Environmentalists voice fears over Indian budget


Environmentalists have rounded on the Indian government after it coupled the announcement of a rise in its renewable energy generation target – to 175 GW by 2022 – with news the budget for its ministry of new and renewable energy (MNRE) will be slashed by more than two-thirds.

A report by the Reuters news agency yesterday (Thursday) in which environmental groups say Narendra Modi's departmental budget cuts are sublimating the green commitments of the previous, Congress party-dominated coalition government in the interests of economic growth, reinforces the three-out-of-ten verdict on the national budget delivered by analysts Bridge to India at the start of the month.

According to the Reuters report, the ministry of new and renewable energy will have just INR3 billion ($47.6 million) to spend in the new financial year, which starts, perhaps appropriately, on April 1.

With finance minister Arun Jaitley announcing in his budget speech, on February 28, that India's renewable power generation target would rise, Chandra Bushan, deputy director general of the Center for Science and Environment, told Reuters the budgets for rural solar and renewable energy R&D would both fall.

Although the levy, or cess, on coal will double from to INR200/tonne ($3.17/tonne), analysts Bridge to India pointed out the fossil fuel is sold at cost price to Indian utilities.

Duties changes are small beer

Although Bridge to India said a 5 per cent reduction in corporate tax over four years and a reduction in the import duties applied to the raw materials for PV panels would have a positive effect on solar, it labeled the latest Indian budget a lost opportunity for the sector.

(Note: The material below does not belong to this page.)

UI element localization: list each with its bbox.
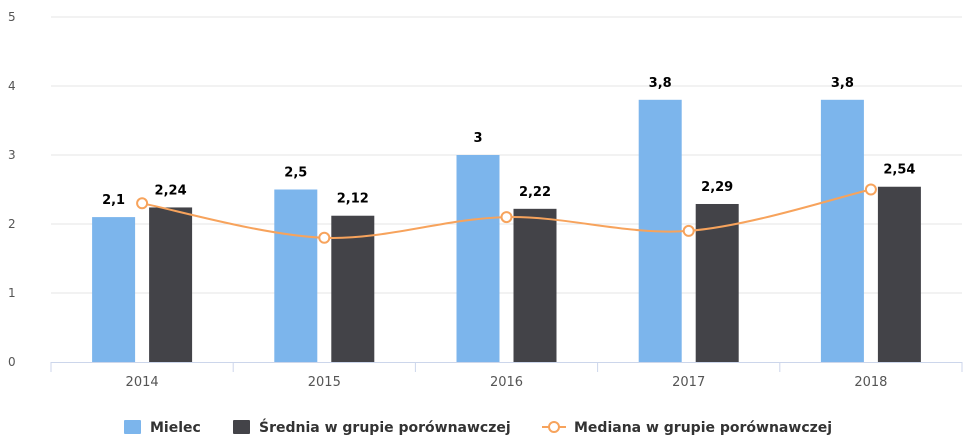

Tax-free bonds to support investment in roads and rail will not be replicated for renewables, the minimum alternate tax rate of 18 per cent was not lifted for renewables projects, as was widely hoped, and there was no sign of higher power tariffs, grid access rules, smart grid investment, grid expansion, easier land acquisition policy or an opening up of the financial system, all of which analysts say are vital for the Indian solar sector.

There was no sign of a plan to reform the power market to rationalize prices and, although the government said it wants to electrify the 20,000 villages without grid power, it revealed no details of how it would do so with Bridge to India questioning how the desired transition from a 1 GW annual solar market to a 10 GW market can be achieved without any new grid investment.

Clean Energy Fund is unspent

On the financing front, pre-budget talk of help for solar through currency hedging support, subventing the interest rate or classifying renewables as a priority sector, all came to naught and Bridge to India was quick to point out the proceeds flowing into the National Clean Energy Fund, set up in 2010, from the doubling of the coal levy are likely to remain unspent, with Reuters reporting the fund has now amassed some INR300 billion ($4.75 billion) which sits unspent in its bank account.

The latest negative verdicts from the industry follow the revelation on Monday that power minister Piyush Goyal told the upper house of the Indian government that he is considering halving the subsidy for rooftop solar systems, from 30 to 15 per cent.

A report run by the DNA India website stated Goyal, who also holds the coal and MNRE portfolios, told the Rajya Sabha, in a parliamentary reply, that rooftop solar already benefits from import duty and tax holiday concessions as well as accelerated depreciation.

According to the report, a continuing fall in the price of solar panels, coupled with a lack of government funds, has prompted the proposal.

Raj Prabhu, CEO and co-founder of analyst Mercom Capital Group, told pv magazine any reduction would have a minimal impact.

"It is just a proposal at this point, nothing is finalized," said Prabhu. "That said, rooftop has been a very small portion of solar installations in India so far and late and non-payment of rooftop subsidies in the past has resulted in many vendors going out of business. Funding allocation and policy priorities seem to be constantly changing."